Les experts s’attendent à ce que le produit de ce bon d’État dépasse le milliard. Les bons d’État n’ont jamais récolté plus que les 5,7 milliards d’euros levés sous le gouvernement Leterme en décembre 2011. Cette fois-ci, il n’y a pas, comme en 2011, d’appel du premier ministre à sauver la patrie, mais il y a un allègement fiscal comme il y a 12 ans. Et en 2011, ce n’est qu’au moment de la période d’enregistrement qu’il a été décidé d’accorder avantage fiscal pour le bon d’État. Cette fois-ci, il a été annoncé longtemps à l’avance.
Une bonne chose pour les épargnants et le trésor public ?
Selon Jean Deboutte, directeur de l’Agence fédérale de la dette, les gestionnaires de la dette publique belge peuvent déplacer des milliards relativement facilement. Pour rappel, l’Agence doit lever plus de 50 milliards d’euros cette année et l’année prochaine auprès des investisseurs pour financer le déficit public et refinancer les dettes arrivant à échéance.
Le Trésor, par exemple, peut lever moins d’argent que prévu en émettant des bons du Trésor. Les excédents temporaires de trésorerie peuvent également être investis par l’agence à tout moment, avec une garantie de capital. Selon M. Deboutte, une émission réussie d’obligations d’État pourrait permettre à notre pays de refinancer la dette publique à moindre coût. “Seule l’annonce des bons d’État à un an a permis de réduire quelque peu le différentiel de taux d’intérêt avec la France. Je suis également convaincu que le Portugal aurait dû payer plus d’intérêts si les épargnants portugais n’avaient pas acheté autant de bons d’épargne”.
Malgré les querelles politiques répétées de la rue de la Loi et l’absence d’intervention pour réduire le déficit budgétaire, la Belgique n’est pas encore dans le collimateur des spéculateurs. L’agence de notation Fitch a confirmé la note AA- de la Belgique en mars, mais a fixé les perspectives à négatives. En d’autres termes, il existe encore quelques éléments qui font que Fitch garde un œil sur la Belgique et qui, en l’absence d’amélioration, pourraient entraîner un abaissement de la note. La note la plus élevée pour les émetteurs de dette à long terme est AAA. Le Portugal, par exemple, est noté BBB+ par Fitch.

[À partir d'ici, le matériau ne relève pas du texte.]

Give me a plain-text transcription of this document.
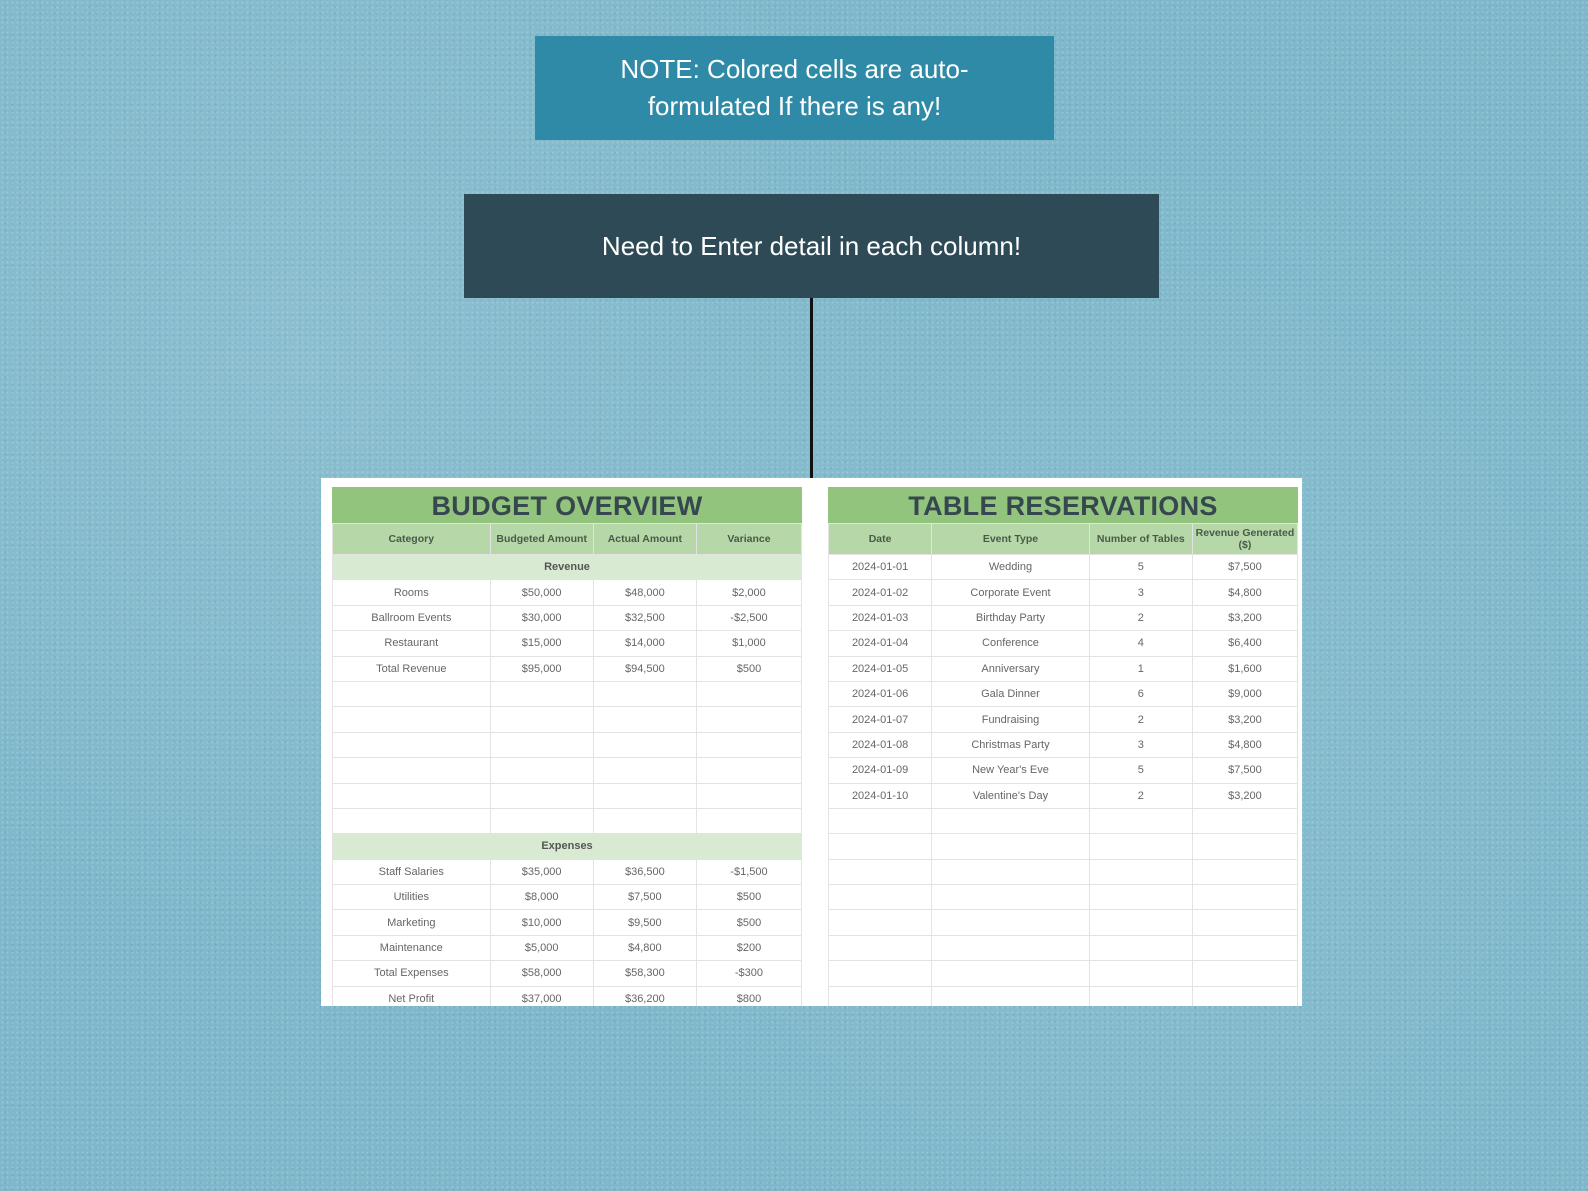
NOTE: Colored cells are auto-formulated If there is any!
Need to Enter detail in each column!
BUDGET OVERVIEW
Category	Budgeted Amount	Actual Amount	Variance
Revenue			
Rooms	$50,000	$48,000	$2,000
Ballroom Events	$30,000	$32,500	-$2,500
Restaurant	$15,000	$14,000	$1,000
Total Revenue	$95,000	$94,500	$500

Expenses			
Staff Salaries	$35,000	$36,500	-$1,500
Utilities	$8,000	$7,500	$500
Marketing	$10,000	$9,500	$500
Maintenance	$5,000	$4,800	$200
Total Expenses	$58,000	$58,300	-$300
Net Profit	$37,000	$36,200	$800
TABLE RESERVATIONS
Date	Event Type	Number of Tables	Revenue Generated ($)
2024-01-01	Wedding	5	$7,500
2024-01-02	Corporate Event	3	$4,800
2024-01-03	Birthday Party	2	$3,200
2024-01-04	Conference	4	$6,400
2024-01-05	Anniversary	1	$1,600
2024-01-06	Gala Dinner	6	$9,000
2024-01-07	Fundraising	2	$3,200
2024-01-08	Christmas Party	3	$4,800
2024-01-09	New Year's Eve	5	$7,500
2024-01-10	Valentine's Day	2	$3,200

Plus sûr qu’un compte d’épargne ?
À court terme, la note souveraine de la Belgique est aussi sûre que possible. “La Belgique bénéficie de la notation la plus élevée possible pour les instruments de dette à court terme”, affirme M. Deboutte. Il s’agit de la note F1+ de Fitch. Le Portugal a une note F pour cette dette à court terme, mais les taux portugais à un et deux ans sont inférieurs aux taux belges. Pour les comptes épargnes, il existe une garantie de dépôt allant jusqu’à 100 000 euros par banque et par épargnant en cas de faillite. Pour les obligations d’État, cette garantie de l’État est illimitée. Et si un pays peut également faire faillite, cesser de payer les intérêts ou même de rembourser ses dettes, cela est beaucoup plus rare qu’une faillite de banque.
L’Agence de la dette a levé mardi 1,981 milliard d’euros avec des bons du Trésor à deux échéances différentes. Pour les certificats arrivant à échéance le 9 novembre 2023, les investisseurs internationaux ont demandé un taux d’intérêt de 3,567 pour cent. Pour les certificats arrivant à échéance le 11 juillet 2024, ils ont demandé un taux de 3,568 %. Le coupon des obligations d’État ne sera fixé que le 22 août. Si les taux d’intérêt de l’État belge ne commencent pas à baisser brusquement dans les semaines à venir, le taux d’intérêt des bons d’État à un an sera normalement plus élevé que les taux d’épargne actuels.